Given two strings S andT, return if they are equal when both are typed into empty text editors.#means a backspace character.
Example 1:
Input: S = "ab#c", T = "ad#c"
Output: true
Explanation: Both S and T become "ac".
Example 2:
Input: S = "ab##", T = "c#d#"
Output: true
Explanation: Both S and T become "".
Example 3:
Input: S = "a##c", T = "#a#c"
Output: true
Explanation: Both S and T become "c".
Example 4:
Input: S = "a#c", T = "b"
Output: false
Explanation: S becomes "c" while T becomes "b".
Note:
1 <= S.length <= 200
1 <= T.length <= 200
S and T only contain lowercase letters and '#' characters.
Follow up:
Can you solve it in O(N) time and O(1) space?
Solution & Analysis
模拟字符串的操作,生成最终字符串并比较
class Solution {
public boolean backspaceCompare(String S, String T) {
return build(S).equals(build(T));
}
public String build(String S) {
Stack<Character> ans = new Stack();
for (char c: S.toCharArray()) {
if (c != '#')
ans.push(c);
else if (!ans.empty())
ans.pop();
}
return String.valueOf(ans);
}
}
但是难度在于用O(1)的空间复杂度。这里就可以想到用Two Pointer。
class Solution {
public boolean backspaceCompare(String S, String T) {
int i = S.length() - 1, j = T.length() - 1;
int skipS = 0, skipT = 0;
while (i >= 0 || j >= 0) { // While there may be chars in build(S) or build (T)
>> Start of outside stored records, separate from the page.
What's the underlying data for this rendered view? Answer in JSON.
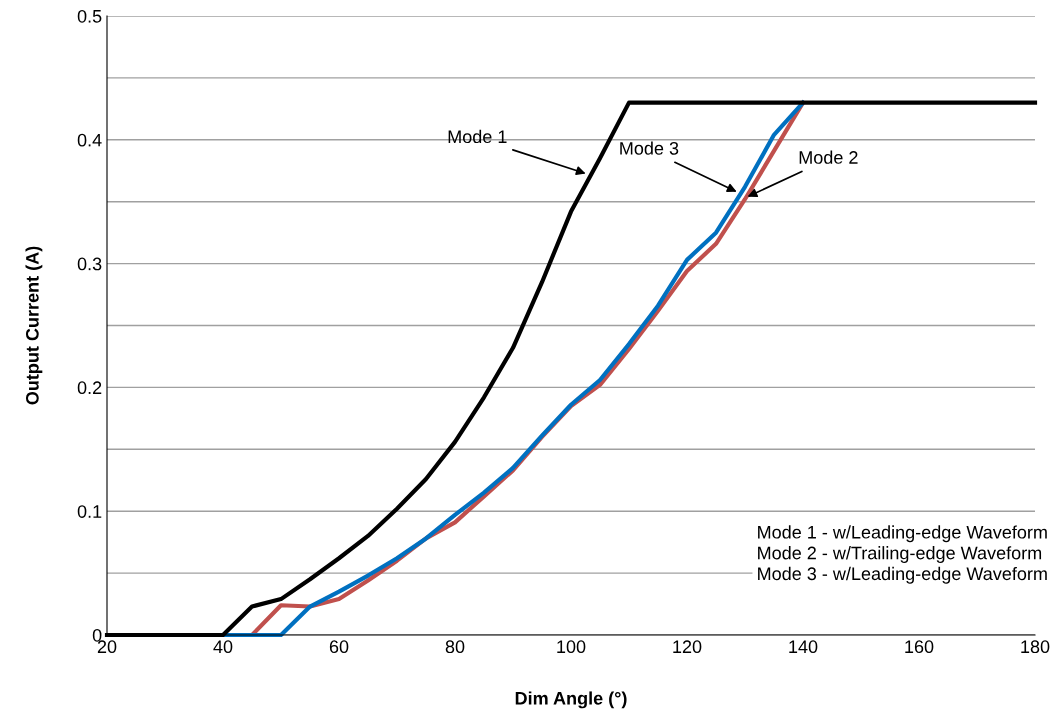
{
  "chart_data": {
    "type": "line",
    "xlabel": "Dim Angle (°)",
    "ylabel": "Output Current (A)",
    "xlim": [
      20,
      180
    ],
    "xticks": [
      20,
      40,
      60,
      80,
      100,
      120,
      140,
      160,
      180
    ],
    "ylim": [
      0,
      0.5
    ],
    "yticks": [
      0,
      {
        "value": 0.05,
        "label": null
      },
      0.1,
      {
        "value": 0.15,
        "label": null
      },
      0.2,
      {
        "value": 0.25,
        "label": null
      },
      0.3,
      {
        "value": 0.35,
        "label": null
      },
      0.4,
      {
        "value": 0.45,
        "label": null
      },
      0.5
    ],
    "grid": "y",
    "marker": "none",
    "line_style": "solid",
    "series": [
      {
        "color": "#c0504d",
        "x": [
          40,
          45,
          50,
          55,
          60,
          65,
          70,
          75,
          80,
          85,
          90,
          95,
          100,
          105,
          110,
          115,
          120,
          125,
          130,
          135,
          140
        ],
        "values": [
          0,
          0,
          0.024,
          0.023,
          0.029,
          0.044,
          0.06,
          0.078,
          0.091,
          0.112,
          0.133,
          0.16,
          0.185,
          0.202,
          0.231,
          0.262,
          0.294,
          0.316,
          0.352,
          0.391,
          0.43
        ]
      },
      {
        "color": "#0070c0",
        "x": [
          40,
          45,
          50,
          55,
          60,
          65,
          70,
          75,
          80,
          85,
          90,
          95,
          100,
          105,
          110,
          115,
          120,
          125,
          130,
          135,
          140
        ],
        "values": [
          0,
          0,
          0,
          0.023,
          0.035,
          0.048,
          0.062,
          0.078,
          0.097,
          0.115,
          0.135,
          0.161,
          0.186,
          0.206,
          0.235,
          0.266,
          0.303,
          0.325,
          0.362,
          0.404,
          0.43
        ]
      },
      {
        "color": "#000000",
        "x": [
          20,
          25,
          30,
          35,
          40,
          45,
          50,
          55,
          60,
          65,
          70,
          75,
          80,
          85,
          90,
          95,
          100,
          105,
          110,
          120,
          130,
          140,
          150,
          160,
          170,
          180
        ],
        "values": [
          0,
          0,
          0,
          0,
          0,
          0.023,
          0.029,
          0.045,
          0.062,
          0.08,
          0.102,
          0.126,
          0.156,
          0.192,
          0.232,
          0.285,
          0.342,
          0.385,
          0.43,
          0.43,
          0.43,
          0.43,
          0.43,
          0.43,
          0.43,
          0.43
        ]
      }
    ],
    "annotations": [
      {
        "text": "Mode 1",
        "x": 103,
        "y": 0.372
      },
      {
        "text": "Mode 3",
        "x": 129,
        "y": 0.357
      },
      {
        "text": "Mode 2",
        "x": 130,
        "y": 0.353
      },
      "Mode 1 - w/Leading-edge Waveform",
      "Mode 2 - w/Trailing-edge Waveform",
      "Mode 3 - w/Leading-edge Waveform"
    ]
  }
}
while (i >= 0) { // Find position of next possible char in build(S)
if (S.charAt(i) == '#') {skipS++; i--;}
else if (skipS > 0) {skipS--; i--;}
else break;
}
while (j >= 0) { // Find position of next possible char in build(T)
if (T.charAt(j) == '#') {skipT++; j--;}
else if (skipT > 0) {skipT--; j--;}
else break;
}
// If two actual characters are different
if (i >= 0 && j >= 0 && S.charAt(i) != T.charAt(j))
return false;
// If expecting to compare char vs nothing
if ((i >= 0) != (j >= 0))
return false;
i--; j--;
}
return true;
}
}
Rewrite
class Solution {
public boolean backspaceCompare(String S, String T) {
int i = S.length() - 1;
int j = T.length() - 1;
int skipS = 0;
int skipT = 0;
while (i >= 0 || j >= 0) {
while (i >= 0) {
if (S.charAt(i) == '#') {
skipS++;
i--;
} else if (skipS > 0) {
skipS--;
i--;
} else {
break;
}
}
while (j >= 0) {
if (T.charAt(j) == '#') {
skipT++;
j--;
} else if (skipT > 0) {
skipT--;
j--;
} else {
break;
}
}
if (i >= 0 && j >= 0 && S.charAt(i) != T.charAt(j)) {
return false;
}
if (i >= 0 && j < 0 || i < 0 && j >= 0) {
return false;
}
i--;
j--;
}
return true;
}
}